I wanted to share with the community a practice that we are doing as we start our AI journey for Airtable. It took a bit time to get through our security review but got the green light and we’re off!!
Airtable provides a nice selection of models between ChatGPT and Claude. Reading the options some are noted to be “Low Cost”. So we had a few key questions that needed to be answered:
- Which model performs the best for our use case?
- How many credits does each model use?
Our goal - pick the model(s) that ultimately produces the best results while keeping cost the lowest
We setup a simple Design of Experiment (DOE) once we completed our build and had done some thorough prompt engineering. For our specific use case, our build was to ingest applications that needed to be scored against a set criteria.

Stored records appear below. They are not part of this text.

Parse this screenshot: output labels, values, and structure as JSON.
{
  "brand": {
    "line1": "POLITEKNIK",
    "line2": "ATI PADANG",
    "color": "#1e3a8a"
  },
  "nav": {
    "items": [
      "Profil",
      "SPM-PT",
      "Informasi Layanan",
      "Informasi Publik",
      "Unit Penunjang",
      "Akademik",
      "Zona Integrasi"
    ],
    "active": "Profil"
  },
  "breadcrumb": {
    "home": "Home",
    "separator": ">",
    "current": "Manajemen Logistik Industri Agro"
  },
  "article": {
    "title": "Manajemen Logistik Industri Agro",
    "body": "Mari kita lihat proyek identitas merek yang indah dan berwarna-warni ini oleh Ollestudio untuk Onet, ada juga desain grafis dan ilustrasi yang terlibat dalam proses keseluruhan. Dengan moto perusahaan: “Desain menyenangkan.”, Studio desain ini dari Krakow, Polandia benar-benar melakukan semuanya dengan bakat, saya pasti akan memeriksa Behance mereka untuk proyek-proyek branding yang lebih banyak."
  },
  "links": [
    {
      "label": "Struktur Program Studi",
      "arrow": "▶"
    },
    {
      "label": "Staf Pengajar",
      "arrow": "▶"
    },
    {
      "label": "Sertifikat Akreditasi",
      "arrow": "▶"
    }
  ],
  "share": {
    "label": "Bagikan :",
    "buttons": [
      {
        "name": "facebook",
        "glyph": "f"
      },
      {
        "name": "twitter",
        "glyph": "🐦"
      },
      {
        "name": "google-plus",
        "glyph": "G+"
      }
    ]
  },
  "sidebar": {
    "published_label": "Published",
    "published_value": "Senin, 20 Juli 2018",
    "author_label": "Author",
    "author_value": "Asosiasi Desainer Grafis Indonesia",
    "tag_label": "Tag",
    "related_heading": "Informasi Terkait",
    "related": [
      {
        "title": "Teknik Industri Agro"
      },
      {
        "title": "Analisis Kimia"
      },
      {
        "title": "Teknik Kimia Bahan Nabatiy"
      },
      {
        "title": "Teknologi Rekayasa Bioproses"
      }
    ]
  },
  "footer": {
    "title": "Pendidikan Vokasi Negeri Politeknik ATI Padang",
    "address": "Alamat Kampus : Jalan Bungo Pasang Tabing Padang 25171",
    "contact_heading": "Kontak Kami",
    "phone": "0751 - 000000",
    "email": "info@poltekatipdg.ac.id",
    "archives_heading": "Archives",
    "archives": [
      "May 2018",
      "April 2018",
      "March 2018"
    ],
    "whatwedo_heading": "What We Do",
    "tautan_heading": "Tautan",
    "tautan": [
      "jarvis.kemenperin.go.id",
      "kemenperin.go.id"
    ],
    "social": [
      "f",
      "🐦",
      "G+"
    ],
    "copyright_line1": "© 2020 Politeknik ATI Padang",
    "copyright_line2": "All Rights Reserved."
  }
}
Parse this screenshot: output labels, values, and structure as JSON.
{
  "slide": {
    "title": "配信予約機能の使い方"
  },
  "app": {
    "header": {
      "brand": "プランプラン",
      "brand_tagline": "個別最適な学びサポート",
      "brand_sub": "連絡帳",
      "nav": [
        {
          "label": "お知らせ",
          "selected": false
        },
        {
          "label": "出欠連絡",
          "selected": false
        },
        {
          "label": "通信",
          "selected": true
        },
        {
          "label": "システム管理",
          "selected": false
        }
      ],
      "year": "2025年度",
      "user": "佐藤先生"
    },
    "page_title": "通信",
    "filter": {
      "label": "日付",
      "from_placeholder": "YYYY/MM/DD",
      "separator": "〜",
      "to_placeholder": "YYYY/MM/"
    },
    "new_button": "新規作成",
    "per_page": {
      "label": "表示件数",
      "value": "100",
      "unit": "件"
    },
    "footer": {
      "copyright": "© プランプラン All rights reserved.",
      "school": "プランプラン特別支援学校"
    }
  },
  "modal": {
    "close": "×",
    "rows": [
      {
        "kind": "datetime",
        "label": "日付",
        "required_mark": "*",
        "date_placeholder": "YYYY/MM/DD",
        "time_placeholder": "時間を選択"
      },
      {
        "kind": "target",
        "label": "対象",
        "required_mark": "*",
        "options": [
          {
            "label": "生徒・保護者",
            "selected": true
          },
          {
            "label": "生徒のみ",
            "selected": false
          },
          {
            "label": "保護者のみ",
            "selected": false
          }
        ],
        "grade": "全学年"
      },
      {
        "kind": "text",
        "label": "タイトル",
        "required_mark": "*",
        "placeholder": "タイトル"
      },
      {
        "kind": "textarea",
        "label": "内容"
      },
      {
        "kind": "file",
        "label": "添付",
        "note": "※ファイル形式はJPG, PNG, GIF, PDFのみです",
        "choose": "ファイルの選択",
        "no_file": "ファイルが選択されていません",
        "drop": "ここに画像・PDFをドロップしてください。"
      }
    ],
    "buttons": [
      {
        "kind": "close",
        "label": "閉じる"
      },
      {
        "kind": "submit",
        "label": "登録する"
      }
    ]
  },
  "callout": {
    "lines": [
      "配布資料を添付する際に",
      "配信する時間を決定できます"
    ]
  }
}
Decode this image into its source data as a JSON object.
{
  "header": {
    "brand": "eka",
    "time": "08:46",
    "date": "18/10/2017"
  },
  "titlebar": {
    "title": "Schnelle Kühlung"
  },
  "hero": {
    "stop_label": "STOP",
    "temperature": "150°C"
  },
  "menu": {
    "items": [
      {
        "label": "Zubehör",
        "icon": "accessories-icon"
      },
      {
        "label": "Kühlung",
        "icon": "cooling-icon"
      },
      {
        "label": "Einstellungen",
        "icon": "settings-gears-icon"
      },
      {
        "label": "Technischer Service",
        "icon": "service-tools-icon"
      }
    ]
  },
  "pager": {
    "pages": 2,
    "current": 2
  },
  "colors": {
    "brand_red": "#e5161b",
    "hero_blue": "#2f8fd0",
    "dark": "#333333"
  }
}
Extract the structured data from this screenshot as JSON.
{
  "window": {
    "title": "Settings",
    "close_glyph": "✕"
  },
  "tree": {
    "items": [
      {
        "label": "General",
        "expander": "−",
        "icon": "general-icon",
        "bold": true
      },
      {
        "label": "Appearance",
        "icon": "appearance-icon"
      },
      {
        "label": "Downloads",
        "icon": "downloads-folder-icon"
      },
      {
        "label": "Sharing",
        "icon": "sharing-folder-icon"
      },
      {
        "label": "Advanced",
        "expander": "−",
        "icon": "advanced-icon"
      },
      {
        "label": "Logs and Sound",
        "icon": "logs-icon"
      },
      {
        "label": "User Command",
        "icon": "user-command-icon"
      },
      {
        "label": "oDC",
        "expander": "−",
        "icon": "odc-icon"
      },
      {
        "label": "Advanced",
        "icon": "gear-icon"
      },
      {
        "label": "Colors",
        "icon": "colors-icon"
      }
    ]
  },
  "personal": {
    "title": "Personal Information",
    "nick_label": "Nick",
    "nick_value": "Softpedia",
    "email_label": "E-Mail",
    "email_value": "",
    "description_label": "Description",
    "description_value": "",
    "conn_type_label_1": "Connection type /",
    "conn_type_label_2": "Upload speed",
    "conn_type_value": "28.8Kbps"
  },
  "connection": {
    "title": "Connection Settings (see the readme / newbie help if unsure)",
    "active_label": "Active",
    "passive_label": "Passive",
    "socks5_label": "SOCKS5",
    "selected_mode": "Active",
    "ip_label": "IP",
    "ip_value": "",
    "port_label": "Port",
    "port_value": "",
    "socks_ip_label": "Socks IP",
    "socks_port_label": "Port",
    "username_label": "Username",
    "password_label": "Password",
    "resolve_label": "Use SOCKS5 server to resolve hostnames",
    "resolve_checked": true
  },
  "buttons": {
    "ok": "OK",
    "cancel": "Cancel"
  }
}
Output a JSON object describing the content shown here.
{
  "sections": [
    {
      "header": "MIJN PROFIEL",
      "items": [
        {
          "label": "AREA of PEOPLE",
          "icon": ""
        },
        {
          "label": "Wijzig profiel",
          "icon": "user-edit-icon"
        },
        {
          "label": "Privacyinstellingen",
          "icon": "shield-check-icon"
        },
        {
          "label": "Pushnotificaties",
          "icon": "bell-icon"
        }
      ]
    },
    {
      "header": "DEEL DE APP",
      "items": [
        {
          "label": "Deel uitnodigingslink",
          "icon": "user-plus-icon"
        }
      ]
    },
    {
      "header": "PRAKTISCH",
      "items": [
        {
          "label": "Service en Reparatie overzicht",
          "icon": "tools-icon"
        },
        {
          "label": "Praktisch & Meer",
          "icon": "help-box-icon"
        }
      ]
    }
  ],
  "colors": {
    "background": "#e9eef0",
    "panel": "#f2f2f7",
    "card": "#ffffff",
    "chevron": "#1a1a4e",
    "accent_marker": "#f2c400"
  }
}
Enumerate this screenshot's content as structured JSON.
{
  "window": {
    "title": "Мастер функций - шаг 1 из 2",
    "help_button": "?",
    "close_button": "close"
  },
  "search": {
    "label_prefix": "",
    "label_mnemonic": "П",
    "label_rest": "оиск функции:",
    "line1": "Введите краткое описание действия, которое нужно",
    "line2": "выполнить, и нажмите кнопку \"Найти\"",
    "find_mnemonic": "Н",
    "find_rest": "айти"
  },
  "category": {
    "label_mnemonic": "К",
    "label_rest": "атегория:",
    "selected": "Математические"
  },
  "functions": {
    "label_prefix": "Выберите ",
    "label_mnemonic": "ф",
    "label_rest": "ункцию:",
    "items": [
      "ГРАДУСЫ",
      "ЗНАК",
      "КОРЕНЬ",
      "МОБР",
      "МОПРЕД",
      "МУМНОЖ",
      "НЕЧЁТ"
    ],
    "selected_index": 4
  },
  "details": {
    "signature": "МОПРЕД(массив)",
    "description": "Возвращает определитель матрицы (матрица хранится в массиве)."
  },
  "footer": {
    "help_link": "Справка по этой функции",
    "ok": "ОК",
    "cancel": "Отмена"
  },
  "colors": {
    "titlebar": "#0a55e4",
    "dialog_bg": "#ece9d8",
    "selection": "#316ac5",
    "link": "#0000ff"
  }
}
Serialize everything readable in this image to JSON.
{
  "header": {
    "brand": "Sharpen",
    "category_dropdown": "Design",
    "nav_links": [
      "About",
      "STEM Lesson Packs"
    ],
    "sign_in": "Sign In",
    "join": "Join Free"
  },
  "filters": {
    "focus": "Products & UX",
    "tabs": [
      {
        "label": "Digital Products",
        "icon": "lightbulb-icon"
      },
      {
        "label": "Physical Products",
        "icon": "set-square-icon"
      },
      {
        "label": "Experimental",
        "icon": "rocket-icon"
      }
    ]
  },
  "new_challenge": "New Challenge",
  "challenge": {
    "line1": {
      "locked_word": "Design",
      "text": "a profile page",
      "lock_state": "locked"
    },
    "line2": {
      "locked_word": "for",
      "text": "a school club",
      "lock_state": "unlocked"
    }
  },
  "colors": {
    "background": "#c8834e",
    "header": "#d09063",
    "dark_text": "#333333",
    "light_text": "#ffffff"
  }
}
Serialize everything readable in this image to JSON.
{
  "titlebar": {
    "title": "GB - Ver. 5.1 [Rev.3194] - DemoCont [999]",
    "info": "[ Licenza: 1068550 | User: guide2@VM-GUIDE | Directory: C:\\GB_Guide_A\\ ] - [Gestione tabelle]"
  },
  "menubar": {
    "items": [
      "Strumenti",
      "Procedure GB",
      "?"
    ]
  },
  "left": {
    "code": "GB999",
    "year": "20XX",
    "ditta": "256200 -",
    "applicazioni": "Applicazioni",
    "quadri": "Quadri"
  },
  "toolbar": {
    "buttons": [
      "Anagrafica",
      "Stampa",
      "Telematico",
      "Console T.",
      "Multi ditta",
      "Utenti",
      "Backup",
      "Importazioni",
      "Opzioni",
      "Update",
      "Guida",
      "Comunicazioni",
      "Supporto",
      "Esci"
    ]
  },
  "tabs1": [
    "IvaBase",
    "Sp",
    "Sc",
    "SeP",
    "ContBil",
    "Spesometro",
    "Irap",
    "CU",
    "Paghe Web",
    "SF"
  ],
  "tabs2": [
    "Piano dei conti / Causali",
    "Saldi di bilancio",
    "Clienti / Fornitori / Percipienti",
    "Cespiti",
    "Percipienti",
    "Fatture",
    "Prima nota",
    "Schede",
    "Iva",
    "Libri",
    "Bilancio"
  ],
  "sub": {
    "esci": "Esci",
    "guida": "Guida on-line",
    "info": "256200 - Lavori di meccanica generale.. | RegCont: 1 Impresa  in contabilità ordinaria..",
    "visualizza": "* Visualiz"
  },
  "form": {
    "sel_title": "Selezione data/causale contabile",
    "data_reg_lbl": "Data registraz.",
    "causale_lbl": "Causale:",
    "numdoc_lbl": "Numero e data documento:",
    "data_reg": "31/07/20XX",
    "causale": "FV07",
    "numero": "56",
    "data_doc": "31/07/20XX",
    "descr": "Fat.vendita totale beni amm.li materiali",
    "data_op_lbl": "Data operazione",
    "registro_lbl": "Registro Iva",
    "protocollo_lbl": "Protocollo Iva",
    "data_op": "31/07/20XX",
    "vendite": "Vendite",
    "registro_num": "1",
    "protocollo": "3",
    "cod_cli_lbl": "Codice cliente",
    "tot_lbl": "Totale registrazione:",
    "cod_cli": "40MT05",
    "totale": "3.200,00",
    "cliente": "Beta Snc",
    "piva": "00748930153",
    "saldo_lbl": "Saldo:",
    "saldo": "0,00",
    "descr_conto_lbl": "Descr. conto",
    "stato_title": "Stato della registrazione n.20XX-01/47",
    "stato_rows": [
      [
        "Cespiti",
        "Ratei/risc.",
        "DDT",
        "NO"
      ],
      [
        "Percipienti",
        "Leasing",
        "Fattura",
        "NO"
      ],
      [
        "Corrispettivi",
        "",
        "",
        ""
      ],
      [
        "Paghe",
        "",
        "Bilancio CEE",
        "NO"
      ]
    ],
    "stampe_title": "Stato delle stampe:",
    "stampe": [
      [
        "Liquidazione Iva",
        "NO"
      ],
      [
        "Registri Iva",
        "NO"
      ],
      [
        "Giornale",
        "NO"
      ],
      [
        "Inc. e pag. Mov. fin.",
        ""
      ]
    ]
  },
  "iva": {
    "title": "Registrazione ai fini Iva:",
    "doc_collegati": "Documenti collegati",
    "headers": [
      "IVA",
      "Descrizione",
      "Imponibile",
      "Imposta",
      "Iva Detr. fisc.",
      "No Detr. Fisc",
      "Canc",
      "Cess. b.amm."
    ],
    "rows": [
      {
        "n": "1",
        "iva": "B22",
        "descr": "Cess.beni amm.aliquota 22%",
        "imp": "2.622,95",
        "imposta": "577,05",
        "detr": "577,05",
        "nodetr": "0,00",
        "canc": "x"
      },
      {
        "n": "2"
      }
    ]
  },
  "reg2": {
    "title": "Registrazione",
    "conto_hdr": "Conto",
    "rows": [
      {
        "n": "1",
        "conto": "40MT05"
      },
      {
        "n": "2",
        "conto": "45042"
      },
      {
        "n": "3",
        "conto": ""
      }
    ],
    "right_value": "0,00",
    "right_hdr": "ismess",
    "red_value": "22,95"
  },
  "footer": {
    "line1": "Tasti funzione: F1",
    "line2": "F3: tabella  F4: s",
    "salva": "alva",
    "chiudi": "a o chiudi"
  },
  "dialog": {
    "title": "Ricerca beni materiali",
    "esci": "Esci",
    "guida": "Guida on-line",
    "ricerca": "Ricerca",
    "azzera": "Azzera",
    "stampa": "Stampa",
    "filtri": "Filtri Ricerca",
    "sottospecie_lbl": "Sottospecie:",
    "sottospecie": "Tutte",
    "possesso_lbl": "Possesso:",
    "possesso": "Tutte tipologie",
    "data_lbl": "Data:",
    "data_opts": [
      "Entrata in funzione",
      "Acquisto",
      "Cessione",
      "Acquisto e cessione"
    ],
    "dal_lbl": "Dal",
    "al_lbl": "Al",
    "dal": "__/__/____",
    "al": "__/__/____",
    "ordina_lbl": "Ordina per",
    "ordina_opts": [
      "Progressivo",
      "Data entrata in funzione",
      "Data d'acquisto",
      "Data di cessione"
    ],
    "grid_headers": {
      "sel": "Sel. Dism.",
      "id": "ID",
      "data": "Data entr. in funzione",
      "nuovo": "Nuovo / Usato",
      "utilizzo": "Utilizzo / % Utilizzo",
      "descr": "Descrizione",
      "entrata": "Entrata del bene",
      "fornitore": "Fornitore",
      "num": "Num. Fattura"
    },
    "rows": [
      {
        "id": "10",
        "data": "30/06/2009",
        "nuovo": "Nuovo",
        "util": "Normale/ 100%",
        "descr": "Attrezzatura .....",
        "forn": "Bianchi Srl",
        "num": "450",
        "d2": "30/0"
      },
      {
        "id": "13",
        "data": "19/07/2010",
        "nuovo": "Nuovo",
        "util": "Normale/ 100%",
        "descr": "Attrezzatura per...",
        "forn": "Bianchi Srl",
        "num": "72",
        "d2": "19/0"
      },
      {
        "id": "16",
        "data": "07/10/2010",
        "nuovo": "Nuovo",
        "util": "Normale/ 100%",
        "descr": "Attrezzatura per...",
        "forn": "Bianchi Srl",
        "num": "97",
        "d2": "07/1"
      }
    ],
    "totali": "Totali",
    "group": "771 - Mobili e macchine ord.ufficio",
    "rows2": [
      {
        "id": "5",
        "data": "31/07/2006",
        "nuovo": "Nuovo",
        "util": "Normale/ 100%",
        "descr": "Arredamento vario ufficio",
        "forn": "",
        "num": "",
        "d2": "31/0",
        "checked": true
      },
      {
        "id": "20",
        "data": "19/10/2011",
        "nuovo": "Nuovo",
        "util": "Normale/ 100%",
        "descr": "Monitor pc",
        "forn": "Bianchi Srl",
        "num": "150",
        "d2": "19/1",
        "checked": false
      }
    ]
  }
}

Build Setup for using AI: 3 fields
- Field 1 - Score the application and produce a numeric whole value (e.g. 5)
- Field 2 - Score the application and produce a numeric value with justification for the score
- Field 3 - Analyze the application and determine what percentage of it was AI generated vs human created (emulate something close to what GPTZero does)
Baseline:
- We created very specific applications that had clear baseline results
- One we completely created from AI
- One we did not use any AI
- One with terrible answers to generate a low score on purpose
- One with incredible answers to generate the best score possible
Based on this, the image below shows our results:

For our use case, we determined GPT 4omini gave just as good results for the lowest price in Scoring and providing justification. However for detection, GPT was not good vs Claude 3.7 Sonnet (only). In the end we scrapped doing the AI detection piece as it was not entirely reliable. This study did highlight many great things for us. It was fast and easy to setup and test.
This is now our standard practice going forward for our quality control process in AI builds.